When it comes to those who consider themselves “liberal activists,” 17.2 percent of the 50-64 age group take up the banner compared with only 1.3 percent of professors 35 and younger.

Don’t expect any immediate change, however, as the academy still tends to draw a multitude of big-government poltiical fanatics, weird dreamers, wacky idealists, sex maniacs, arrogant narcissists, people who hate their parents, and other such human tragedies, and the professoriate has done a fabulous job of cruelly and relentlessly running off nearly everyone with any common sense or human decency. The New York Times article notes this stubborn fact:

Gerald Graff, president of the Modern Language Association and author of the 1992 book “Beyond the Culture Wars,” is more skeptical, saying he hasn’t seen evidence of change at the University of Illinois in Chicago, where he teaches English. “You’d think that the further we get away from the ’60s, where a lot of our political attitudes are nurtured, there would be,” he said, “but I have to say it doesn’t seem to be happening.”

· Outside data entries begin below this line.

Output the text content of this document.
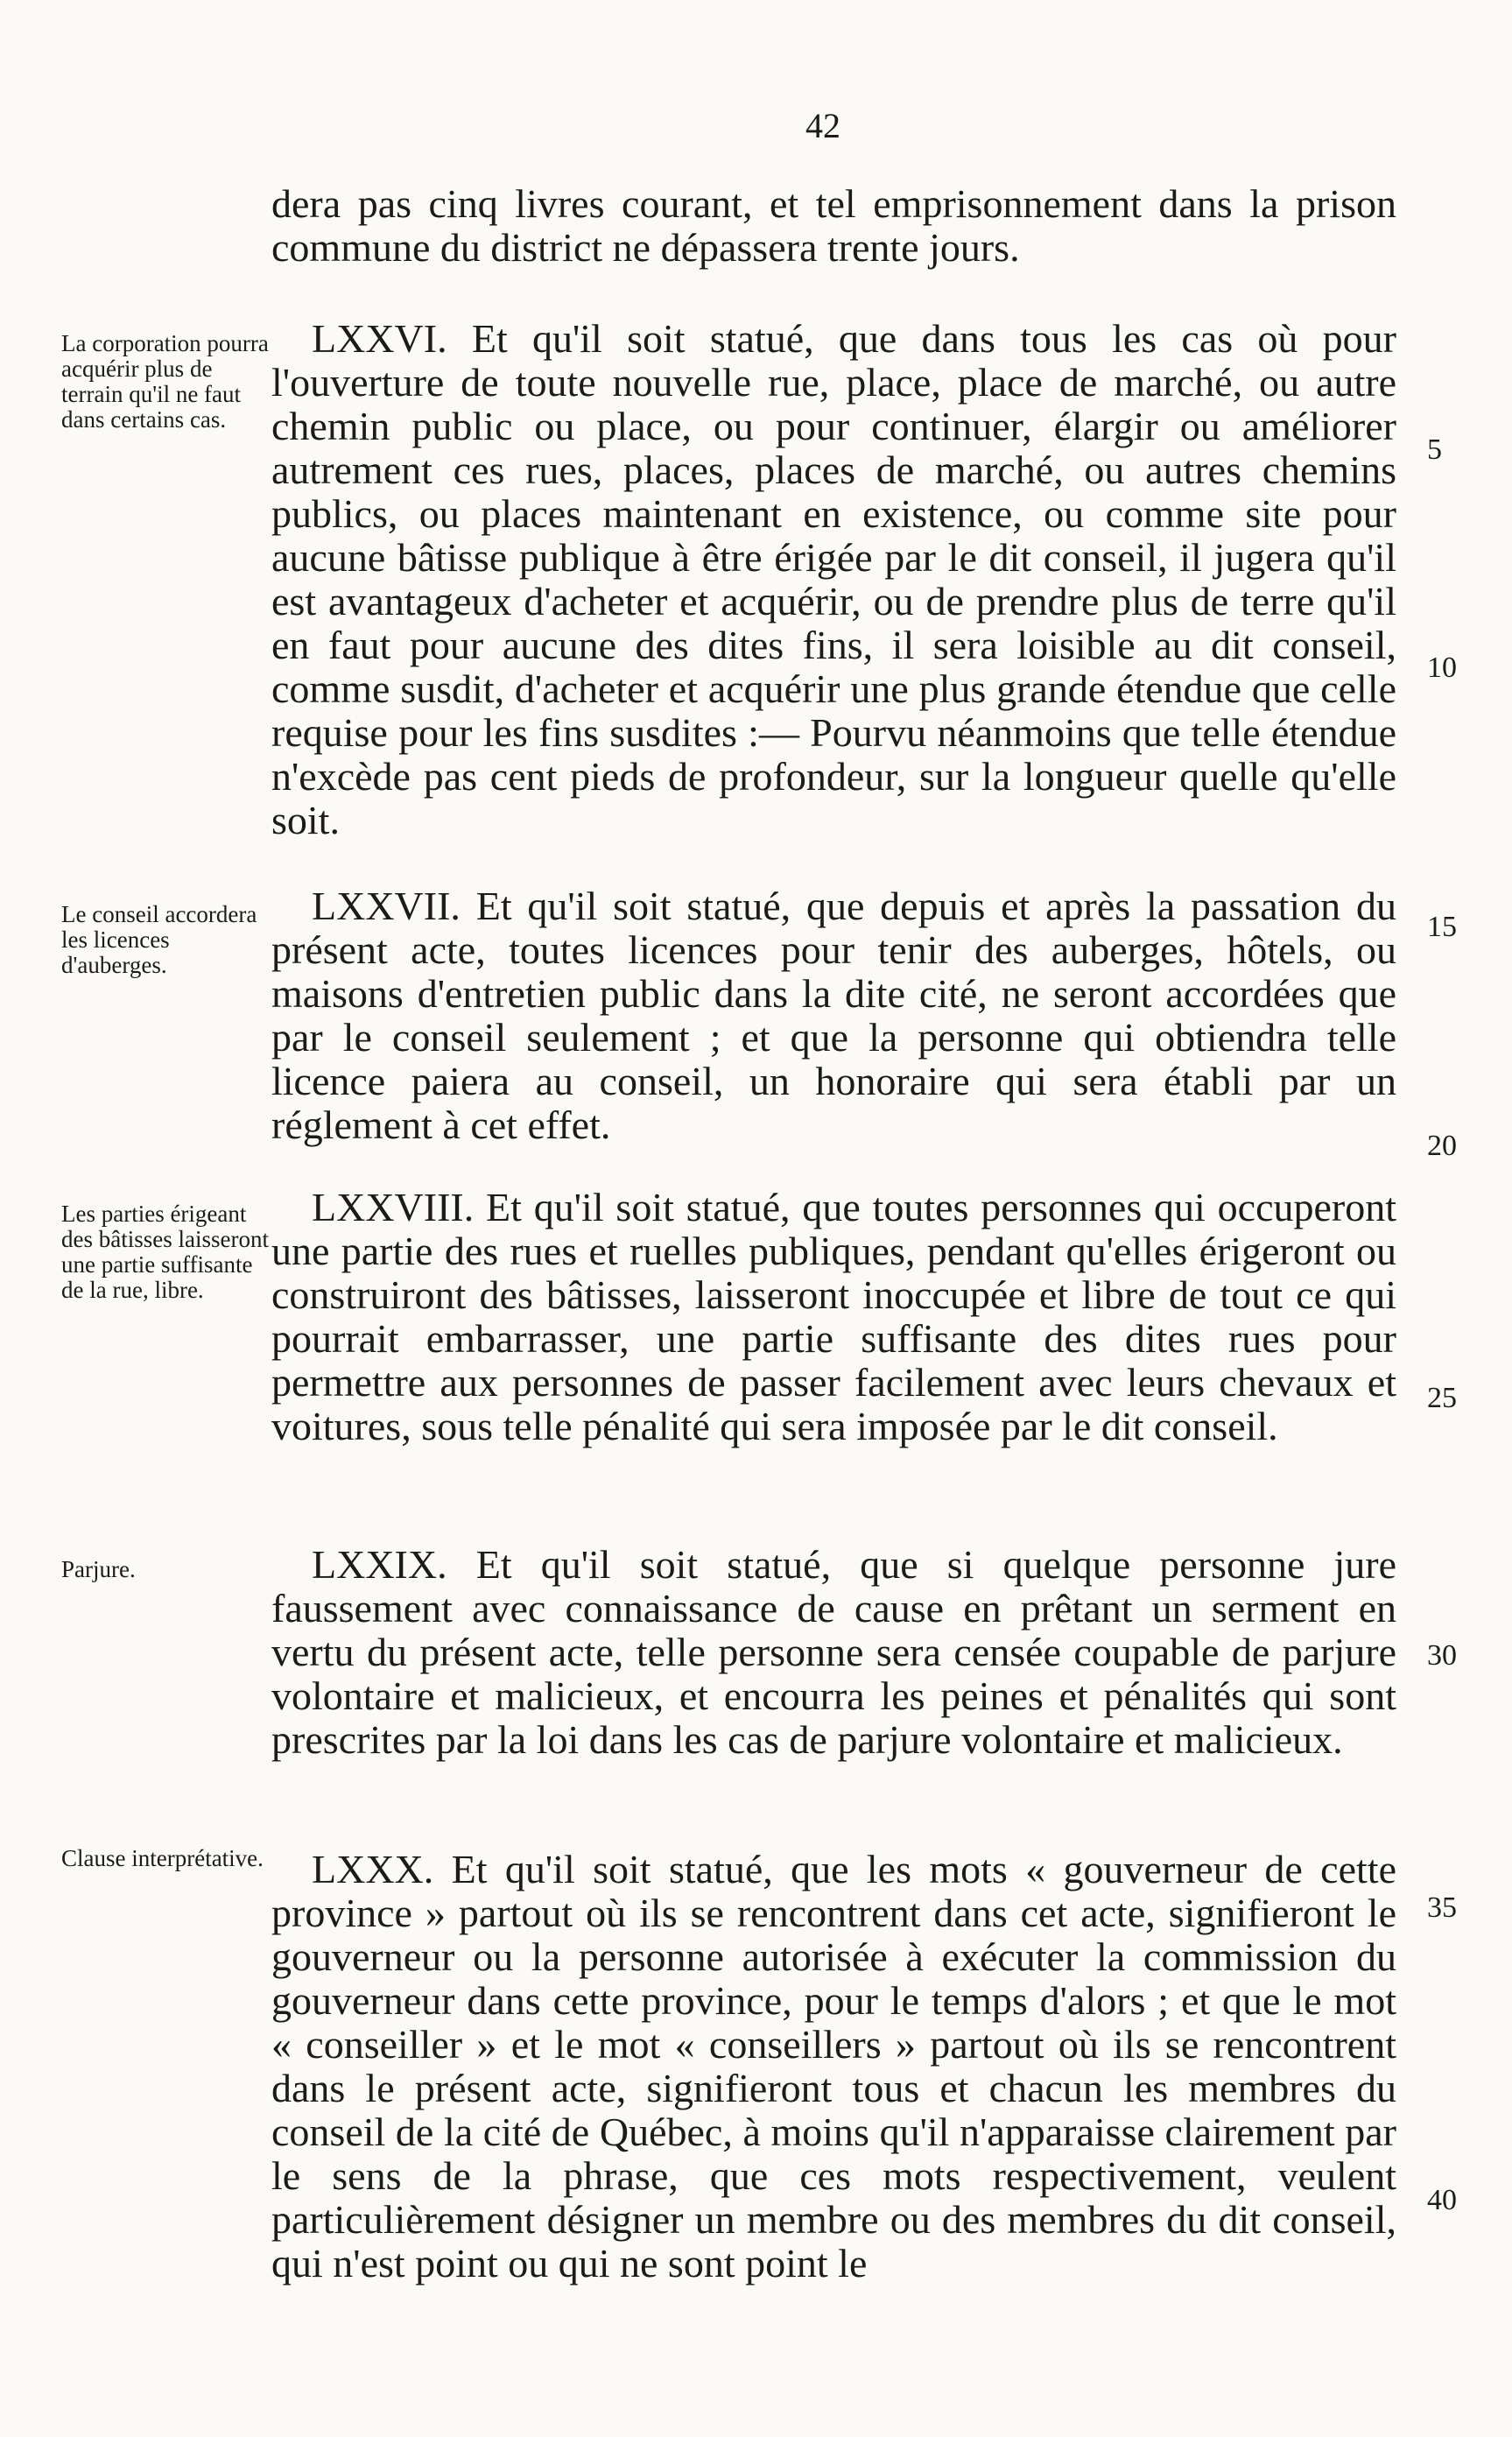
42

dera pas cinq livres courant, et tel emprisonnement dans la prison commune du district ne dépassera trente jours.

La corporation pourra acquérir plus de terrain qu'il ne faut dans certains cas.

 LXXVI. Et qu'il soit statué, que dans tous les cas où pour l'ouverture de toute nouvelle rue, place, place de marché, ou autre chemin public ou place, ou pour continuer, élargir ou améliorer autrement ces rues, places, places de marché, ou autres chemins publics, ou places maintenant en existence, ou comme site pour aucune bâtisse publique à être érigée par le dit conseil, il jugera qu'il est avantageux d'acheter et acquérir, ou de prendre plus de terre qu'il en faut pour aucune des dites fins, il sera loisible au dit conseil, comme susdit, d'acheter et acquérir une plus grande étendue que celle requise pour les fins susdites :— Pourvu néanmoins que telle étendue n'excède pas cent pieds de profondeur, sur la longueur quelle qu'elle soit.

Le conseil accordera les licences d'auberges.

 LXXVII. Et qu'il soit statué, que depuis et après la passation du présent acte, toutes licences pour tenir des auberges, hôtels, ou maisons d'entretien public dans la dite cité, ne seront accordées que par le conseil seulement ; et que la personne qui obtiendra telle licence paiera au conseil, un honoraire qui sera établi par un réglement à cet effet.

Les parties érigeant des bâtisses laisseront une partie suffisante de la rue, libre.

 LXXVIII. Et qu'il soit statué, que toutes personnes qui occuperont une partie des rues et ruelles publiques, pendant qu'elles érigeront ou construiront des bâtisses, laisseront inoccupée et libre de tout ce qui pourrait embarrasser, une partie suffisante des dites rues pour permettre aux personnes de passer facilement avec leurs chevaux et voitures, sous telle pénalité qui sera imposée par le dit conseil.

Parjure.

 	LXXIX. Et qu'il soit statué, que si quelque personne jure faussement avec connaissance de cause en prêtant un serment en vertu du présent acte, telle personne sera censée coupable de parjure volontaire et malicieux, et encourra les peines et pénalités qui sont prescrites par la loi dans les cas de parjure volontaire et malicieux.

Clause interprétative.

 	LXXX. Et qu'il soit statué, que les mots « gouverneur de cette province » partout où ils se rencontrent dans cet acte, signifieront le gouverneur ou la personne autorisée à exécuter la commission du gouverneur dans cette province, pour le temps d'alors ; et que le mot « conseiller » et le mot « conseillers » partout où ils se rencontrent dans le présent acte, signifieront tous et chacun les membres du conseil de la cité de Québec, à moins qu'il n'apparaisse clairement par le sens de la phrase, que ces mots respectivement, veulent particulièrement désigner un membre ou des membres du dit conseil, qui n'est point ou qui ne sont point le

5
10
15
20
25
30
35
40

Certainly some disciplines, like literary studies, seem more resistant to change. Elsewhere, senior faculty members are more likely to hire young scholars in their own mold, while some baby boomers have adopted the attitudes and styles of their younger peers.

Still, change will come, over time, and it will be very salutary indeed. The only question is whether it will arrive before the American academy implodes entirely.

At present, it appears it could go either way.

As Ned Flanders said in The Simpsons, "Say your prayers, ’cause the schools can’t force you like they should!"